IV chemotherapy sends medicine directly into a vein via a small needle inserted into the lower arm. Sometimes, a syringe pushes the chemotherapy through the tubing, which is called an IV push. When you receive chemotherapy through an IV, it's important to tell your nurse right away if there is any redness, burning, or discomfort in the IV area.

Central venous catheters

When determining the proper course of IV infusion treatment, sometimes a more permanent type of catheter may be recommended to avoid repeated needle sticks into the vein. These permanent catheters are called central venous catheters or implanted ports. Central venous catheters are surgically inserted into one of the large, major veins in the chest and stay in place until the therapy is completed.

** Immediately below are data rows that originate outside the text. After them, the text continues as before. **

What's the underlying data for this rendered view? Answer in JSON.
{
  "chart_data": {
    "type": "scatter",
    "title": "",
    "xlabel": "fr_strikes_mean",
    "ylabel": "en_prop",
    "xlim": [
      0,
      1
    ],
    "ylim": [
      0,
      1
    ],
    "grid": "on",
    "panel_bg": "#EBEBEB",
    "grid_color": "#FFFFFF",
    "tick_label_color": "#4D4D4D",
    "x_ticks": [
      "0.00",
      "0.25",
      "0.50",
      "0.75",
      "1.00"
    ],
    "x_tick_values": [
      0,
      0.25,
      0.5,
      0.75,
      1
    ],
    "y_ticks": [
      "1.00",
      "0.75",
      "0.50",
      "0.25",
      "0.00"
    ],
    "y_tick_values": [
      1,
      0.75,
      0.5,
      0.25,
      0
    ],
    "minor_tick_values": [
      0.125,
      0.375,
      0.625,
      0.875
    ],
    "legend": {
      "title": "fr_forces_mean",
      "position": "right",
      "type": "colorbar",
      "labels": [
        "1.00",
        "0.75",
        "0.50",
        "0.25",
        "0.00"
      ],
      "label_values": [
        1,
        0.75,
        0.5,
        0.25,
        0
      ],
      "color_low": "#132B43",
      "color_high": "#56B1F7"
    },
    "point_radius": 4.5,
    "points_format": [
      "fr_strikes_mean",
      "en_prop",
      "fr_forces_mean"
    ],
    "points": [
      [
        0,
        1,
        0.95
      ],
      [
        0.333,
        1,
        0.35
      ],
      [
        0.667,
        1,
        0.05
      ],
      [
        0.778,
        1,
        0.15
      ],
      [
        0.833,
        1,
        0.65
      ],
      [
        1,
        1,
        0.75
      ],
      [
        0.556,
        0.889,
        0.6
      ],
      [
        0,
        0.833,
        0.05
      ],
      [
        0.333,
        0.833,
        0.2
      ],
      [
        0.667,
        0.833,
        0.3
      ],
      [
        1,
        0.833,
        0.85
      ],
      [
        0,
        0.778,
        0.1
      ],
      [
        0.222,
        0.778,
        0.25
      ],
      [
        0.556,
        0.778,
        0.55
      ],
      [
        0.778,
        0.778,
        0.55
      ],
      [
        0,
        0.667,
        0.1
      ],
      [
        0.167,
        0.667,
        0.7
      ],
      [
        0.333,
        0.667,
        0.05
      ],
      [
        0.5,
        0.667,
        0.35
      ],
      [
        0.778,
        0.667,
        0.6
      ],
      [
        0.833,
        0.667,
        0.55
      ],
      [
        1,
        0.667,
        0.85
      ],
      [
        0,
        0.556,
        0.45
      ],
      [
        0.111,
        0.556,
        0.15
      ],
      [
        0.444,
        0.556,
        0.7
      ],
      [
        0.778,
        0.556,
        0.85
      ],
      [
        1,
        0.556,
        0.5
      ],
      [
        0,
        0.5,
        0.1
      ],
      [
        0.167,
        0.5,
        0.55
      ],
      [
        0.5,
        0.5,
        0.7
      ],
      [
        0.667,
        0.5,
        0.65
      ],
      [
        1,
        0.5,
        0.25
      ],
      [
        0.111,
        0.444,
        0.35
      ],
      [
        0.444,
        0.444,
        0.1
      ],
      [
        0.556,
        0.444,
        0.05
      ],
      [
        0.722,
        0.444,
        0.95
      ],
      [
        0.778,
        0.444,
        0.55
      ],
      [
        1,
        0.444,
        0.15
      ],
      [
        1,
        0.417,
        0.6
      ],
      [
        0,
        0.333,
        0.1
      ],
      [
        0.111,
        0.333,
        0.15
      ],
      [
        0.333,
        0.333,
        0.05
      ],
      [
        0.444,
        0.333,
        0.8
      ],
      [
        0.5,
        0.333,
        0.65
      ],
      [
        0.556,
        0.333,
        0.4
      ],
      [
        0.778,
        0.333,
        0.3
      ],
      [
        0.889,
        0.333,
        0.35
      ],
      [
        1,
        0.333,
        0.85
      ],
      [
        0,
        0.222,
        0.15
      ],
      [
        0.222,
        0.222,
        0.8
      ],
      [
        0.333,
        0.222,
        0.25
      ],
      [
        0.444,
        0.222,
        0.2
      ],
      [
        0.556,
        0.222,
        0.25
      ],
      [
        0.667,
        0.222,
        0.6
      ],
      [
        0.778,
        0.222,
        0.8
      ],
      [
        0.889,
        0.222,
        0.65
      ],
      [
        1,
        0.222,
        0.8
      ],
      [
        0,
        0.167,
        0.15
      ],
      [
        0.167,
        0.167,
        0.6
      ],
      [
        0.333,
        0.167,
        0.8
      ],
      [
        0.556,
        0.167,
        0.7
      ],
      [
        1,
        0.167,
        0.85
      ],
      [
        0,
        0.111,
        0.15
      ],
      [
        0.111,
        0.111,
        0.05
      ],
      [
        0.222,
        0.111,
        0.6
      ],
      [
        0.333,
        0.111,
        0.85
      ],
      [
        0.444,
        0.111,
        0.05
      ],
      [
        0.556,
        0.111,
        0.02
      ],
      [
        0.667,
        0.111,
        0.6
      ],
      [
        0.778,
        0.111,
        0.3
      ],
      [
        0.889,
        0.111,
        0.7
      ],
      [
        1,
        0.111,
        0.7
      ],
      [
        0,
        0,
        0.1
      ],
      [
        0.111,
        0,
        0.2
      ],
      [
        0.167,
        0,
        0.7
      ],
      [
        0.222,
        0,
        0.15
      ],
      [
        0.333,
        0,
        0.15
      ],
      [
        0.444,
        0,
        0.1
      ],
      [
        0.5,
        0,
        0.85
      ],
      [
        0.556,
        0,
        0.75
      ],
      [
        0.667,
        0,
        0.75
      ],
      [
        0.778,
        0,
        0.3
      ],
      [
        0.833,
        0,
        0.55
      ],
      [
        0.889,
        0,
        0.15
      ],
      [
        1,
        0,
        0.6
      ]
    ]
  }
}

Chemotherapy, blood and IV fluids can be given through this catheter, and blood for lab tests can be drawn from this site. The tube will be capped and covered by a dressing, while your nurse will teach you how to care for the catheter to avoid infection.

Implanted ports

An implanted port is a type of central venous catheter that is surgically inserted into a vein under the skin surface on the chest wall between the neck and shoulder or in the lower arm. The nurse will insert a needle through the top skin surface to use the port to give chemotherapy, blood, IV fluids or draw blood. Home care is usually required only at initial insertion.

What to expect with treatment

You may be treated in your doctor’s office, in the hospital, receive pills to take on a specific schedule at home, or receive drugs at home via an implanted pump. Your dosage schedule may last from a few weeks up to a year, with varying cycle frequency (once a week, once a month, or other intervals). If you are going to be treated as a hospital inpatient, we have specialized facilities and nurses to take care of you.

During and after chemotherapy

During chemotherapy treatments, you may experience some nausea. Some, but not all, chemotherapy drugs may cause nausea and vomiting if you do not take any preventive measures. Your healthcare team knows which medications are likely to cause these issues, and you may be prescribed additional anti-nausea medications to take before, during or after a chemotherapy treatment. We also give patients “angel mints” that help calm nausea.

Additionally, some treatments may cause hair loss on your head and other parts of the body. Your doctor knows which treatments are likely to cause hair loss, and generally, your hair will grow back after treatment.

The main factor to consider is that chemotherapy is usually delivered systemically so that both your healthy and cancerous tissues are exposed to the drug. Chemotherapy is used this way because cancer cells are more vulnerable to treatment than healthy cells. However, your body’s healthy tissues need time to recover their strength.

Typically, you will receive an initial course of treatment, which will let the doctor know if the drugs are effective against your cancer. Depending on your overall health afterward, you will receive additional courses necessary to destroy any remaining cancer cells in your body.

Your doctor may provide a list of instructions for care between chemotherapy cycles. Follow them carefully and stay focused on having a good outcome from treatment.